Emmanuel Macron a abordé la dernière partie de son quinquennat avec l’objectif d’une réélection à la prochaine élection présidentielle de 2022. Le chef de l’État peut pourtant s’inquiéter d’un échec, alors que les signes apparents devraient normalement le conforter (rentrées ratées des oppositions, manque d’alternatives crédibles). En effet, un sondage IFOP montre très clairement que les Français souhaite voir les Républicains présenter un candidat en 2022, mettant à mal la stratégie du parti présidentiel d’occuper l’espace politique de la droite.
Macron poursuit sa tentative d’annexion
Depuis son élection en mai 2017, Emmanuel Macron a tenté d’annexer l’électorat de droite avec la nomination d’Édouard Philippe. Il prévoyait qu’après avoir réduit le Parti socialiste à un score minimal (6,36% pour Benoit Hamon en 2017), en conquérant 50% des électeurs de François Hollande de 2012, il n’existerait qu’un camp capable de proposer une alternance crédible. La droite républicaine forte du score de François Fillon, pouvait légitiment penser que sa non-qualification au second tour reposait sur non pas l’adéquation de leur projet avec les français, mais le feuilleton judiciaire qui a affaibli son candidat.
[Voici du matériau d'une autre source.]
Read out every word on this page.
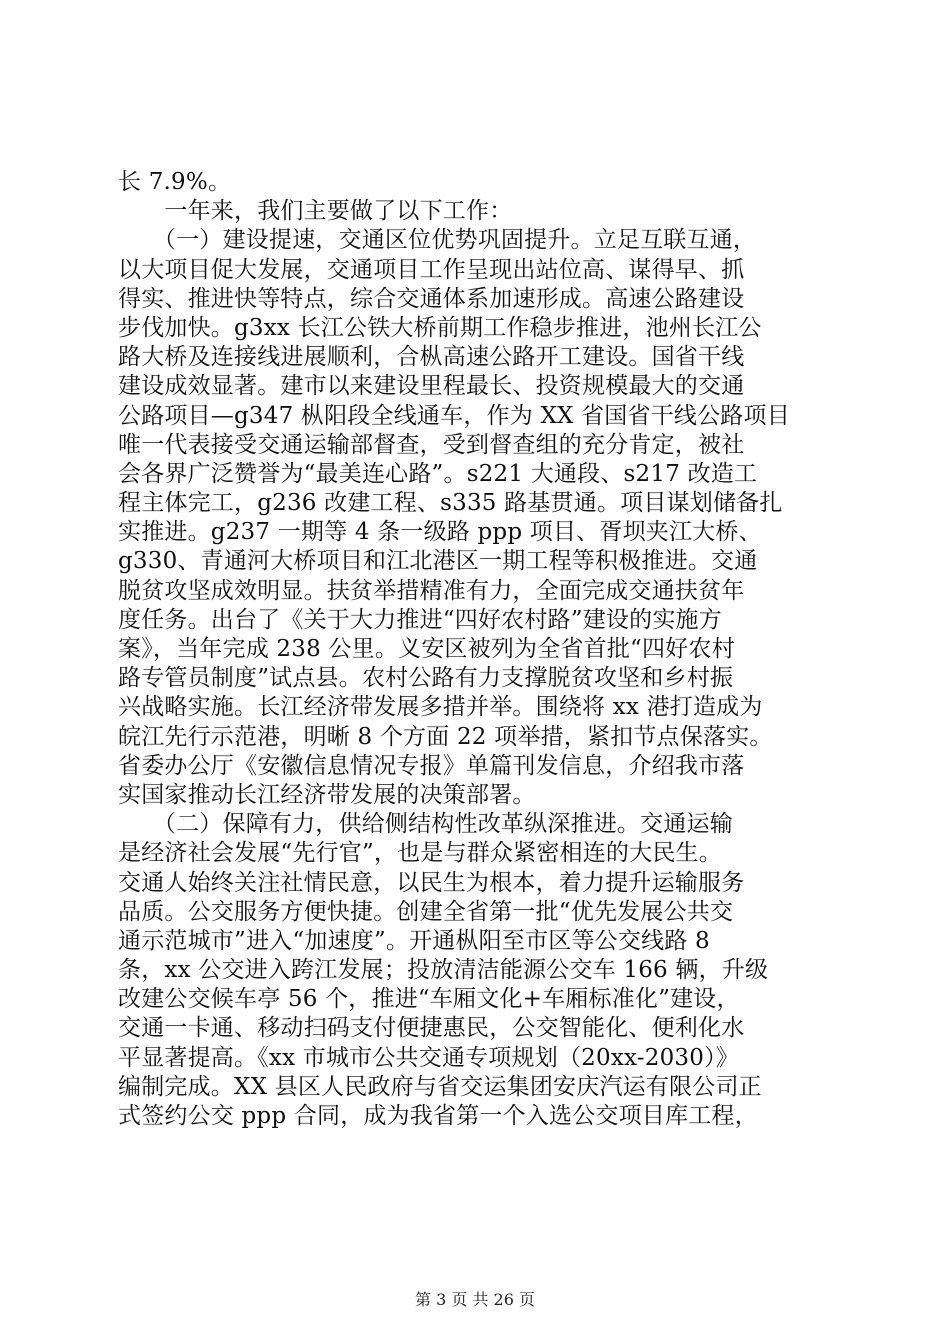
长 7.9%。
　　一年来，我们主要做了以下工作：
　　（一）建设提速，交通区位优势巩固提升。立足互联互通，
以大项目促大发展，交通项目工作呈现出站位高、谋得早、抓
得实、推进快等特点，综合交通体系加速形成。高速公路建设
步伐加快。g3xx 长江公铁大桥前期工作稳步推进，池州长江公
路大桥及连接线进展顺利，合枞高速公路开工建设。国省干线
建设成效显著。建市以来建设里程最长、投资规模最大的交通
公路项目—g347 枞阳段全线通车，作为 XX 省国省干线公路项目
唯一代表接受交通运输部督查，受到督查组的充分肯定，被社
会各界广泛赞誉为“最美连心路”。s221 大通段、s217 改造工
程主体完工，g236 改建工程、s335 路基贯通。项目谋划储备扎
实推进。g237 一期等 4 条一级路 ppp 项目、胥坝夹江大桥、
g330、青通河大桥项目和江北港区一期工程等积极推进。交通
脱贫攻坚成效明显。扶贫举措精准有力，全面完成交通扶贫年
度任务。出台了《关于大力推进“四好农村路”建设的实施方
案》，当年完成 238 公里。义安区被列为全省首批“四好农村
路专管员制度”试点县。农村公路有力支撑脱贫攻坚和乡村振
兴战略实施。长江经济带发展多措并举。围绕将 xx 港打造成为
皖江先行示范港，明晰 8 个方面 22 项举措，紧扣节点保落实。
省委办公厅《安徽信息情况专报》单篇刊发信息，介绍我市落
实国家推动长江经济带发展的决策部署。
　　（二）保障有力，供给侧结构性改革纵深推进。交通运输
是经济社会发展“先行官”，也是与群众紧密相连的大民生。
交通人始终关注社情民意，以民生为根本，着力提升运输服务
品质。公交服务方便快捷。创建全省第一批“优先发展公共交
通示范城市”进入“加速度”。开通枞阳至市区等公交线路 8
条，xx 公交进入跨江发展；投放清洁能源公交车 166 辆，升级
改建公交候车亭 56 个，推进“车厢文化+车厢标准化”建设，
交通一卡通、移动扫码支付便捷惠民，公交智能化、便利化水
平显著提高。《xx 市城市公共交通专项规划（20xx-2030）》
编制完成。XX 县区人民政府与省交运集团安庆汽运有限公司正
式签约公交 ppp 合同，成为我省第一个入选公交项目库工程，
第 3 页 共 26 页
Cette tentative s’est concrétisé positivement lors des élections législatives de 2017 ainsi que lors des élections européennes de 2019 qui ont marqué un basculement de l’électorat traditionnel de la droite sur les candidats de la majorité présidentielle. On note une évolution progressive du vote des électeurs de droite sur les candidats LREM. Près de 16% des électeurs de François Fillon du premier tour de l’élection présidentielle de 2017 qui se sont portés sur le candidat LREM aux élections législatives. Tandis qu’environ 30% des électeurs de Fillon de 2017 se sont portés sur la liste de Nathalie Loiseau aux élections européennes de 2019.
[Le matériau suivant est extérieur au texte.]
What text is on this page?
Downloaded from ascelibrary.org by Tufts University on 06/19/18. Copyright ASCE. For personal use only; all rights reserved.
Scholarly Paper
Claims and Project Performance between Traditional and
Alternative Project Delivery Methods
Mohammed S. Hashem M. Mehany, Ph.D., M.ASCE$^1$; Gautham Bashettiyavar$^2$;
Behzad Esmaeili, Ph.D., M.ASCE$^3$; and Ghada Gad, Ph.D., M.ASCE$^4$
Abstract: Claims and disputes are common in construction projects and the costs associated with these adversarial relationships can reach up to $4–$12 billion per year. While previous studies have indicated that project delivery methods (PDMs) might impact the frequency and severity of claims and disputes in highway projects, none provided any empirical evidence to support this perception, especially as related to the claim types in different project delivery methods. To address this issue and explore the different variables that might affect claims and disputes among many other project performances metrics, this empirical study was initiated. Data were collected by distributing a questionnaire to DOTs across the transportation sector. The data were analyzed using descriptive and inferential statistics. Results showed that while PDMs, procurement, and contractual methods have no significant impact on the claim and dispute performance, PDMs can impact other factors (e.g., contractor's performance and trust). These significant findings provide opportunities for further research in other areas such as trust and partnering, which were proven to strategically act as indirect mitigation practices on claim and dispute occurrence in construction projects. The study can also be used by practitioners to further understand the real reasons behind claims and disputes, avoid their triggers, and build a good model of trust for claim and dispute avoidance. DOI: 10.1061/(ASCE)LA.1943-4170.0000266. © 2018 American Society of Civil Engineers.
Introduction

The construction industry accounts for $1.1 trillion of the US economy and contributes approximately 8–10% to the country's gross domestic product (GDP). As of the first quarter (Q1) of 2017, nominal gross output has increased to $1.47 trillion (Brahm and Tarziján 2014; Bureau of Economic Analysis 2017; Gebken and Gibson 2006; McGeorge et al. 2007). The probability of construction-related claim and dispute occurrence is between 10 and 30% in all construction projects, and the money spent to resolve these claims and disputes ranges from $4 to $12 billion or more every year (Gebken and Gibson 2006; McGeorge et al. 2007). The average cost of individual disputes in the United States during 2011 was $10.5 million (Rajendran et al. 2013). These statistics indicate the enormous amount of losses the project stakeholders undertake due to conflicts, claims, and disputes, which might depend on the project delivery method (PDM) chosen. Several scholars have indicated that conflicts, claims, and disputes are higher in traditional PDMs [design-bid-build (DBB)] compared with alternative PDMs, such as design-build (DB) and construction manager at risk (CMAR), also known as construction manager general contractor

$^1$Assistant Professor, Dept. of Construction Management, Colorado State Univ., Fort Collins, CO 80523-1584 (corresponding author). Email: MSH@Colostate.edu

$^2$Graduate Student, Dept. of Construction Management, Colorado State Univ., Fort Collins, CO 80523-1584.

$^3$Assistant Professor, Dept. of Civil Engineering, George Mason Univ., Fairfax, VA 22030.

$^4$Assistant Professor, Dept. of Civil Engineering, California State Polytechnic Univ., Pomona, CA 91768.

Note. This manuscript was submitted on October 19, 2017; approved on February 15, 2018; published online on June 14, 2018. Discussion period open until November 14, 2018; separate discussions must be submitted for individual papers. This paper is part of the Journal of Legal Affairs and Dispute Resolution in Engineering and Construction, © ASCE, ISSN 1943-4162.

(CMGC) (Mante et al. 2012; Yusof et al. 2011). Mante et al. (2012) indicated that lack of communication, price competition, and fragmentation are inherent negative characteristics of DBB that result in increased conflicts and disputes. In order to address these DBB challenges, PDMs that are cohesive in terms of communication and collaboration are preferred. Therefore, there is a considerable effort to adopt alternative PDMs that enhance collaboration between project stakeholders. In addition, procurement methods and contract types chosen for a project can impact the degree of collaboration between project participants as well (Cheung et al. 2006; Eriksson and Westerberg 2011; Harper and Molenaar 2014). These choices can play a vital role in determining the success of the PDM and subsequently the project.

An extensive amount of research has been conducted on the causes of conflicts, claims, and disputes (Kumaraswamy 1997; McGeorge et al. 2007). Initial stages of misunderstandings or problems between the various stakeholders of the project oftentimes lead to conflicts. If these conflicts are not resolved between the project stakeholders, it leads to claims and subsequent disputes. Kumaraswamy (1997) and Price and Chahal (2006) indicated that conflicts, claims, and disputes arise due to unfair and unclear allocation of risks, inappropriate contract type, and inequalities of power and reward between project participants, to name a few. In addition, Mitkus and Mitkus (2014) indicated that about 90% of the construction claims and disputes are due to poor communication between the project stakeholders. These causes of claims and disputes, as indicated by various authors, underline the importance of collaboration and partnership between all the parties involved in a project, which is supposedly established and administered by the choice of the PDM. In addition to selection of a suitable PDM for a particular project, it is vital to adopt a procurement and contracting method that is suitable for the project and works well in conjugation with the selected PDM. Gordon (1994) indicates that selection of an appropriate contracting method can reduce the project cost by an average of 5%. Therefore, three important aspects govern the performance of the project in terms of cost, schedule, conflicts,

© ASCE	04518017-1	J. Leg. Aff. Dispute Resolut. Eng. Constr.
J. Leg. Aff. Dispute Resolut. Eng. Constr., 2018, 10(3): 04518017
Signes d’inquiétudes lors des élections intermédiaires
Si le président de la République réussit à élargir sa base électorale à différents scrutins, il démontre aussi qu’il peut les perdre, révélant ainsi une forte volatilité de cette dernière. Les élections européennes 2019 ont ainsi démontré une première alerte lorsqu’une partie de l’électorat de gauche venu soutenir l’ancien ministre de l’Économie de François Hollande en 2017 était repartie à gauche vers la liste d’EELV et du PS. Les élections municipales 2020 vont également dans ce sens, puisque l’électorat de droite qui avait soutenu le président de la République en 2019 était retourné vers les listes de droite lors du scrutin local. Ainsi, lorsque les partis de gauche et de droite présentent des candidats adéquats, les électeurs préfèrent gagner sous leur propre couleur que de voter pour un candidat de substitution qui serait celui de la majorité présidentielle.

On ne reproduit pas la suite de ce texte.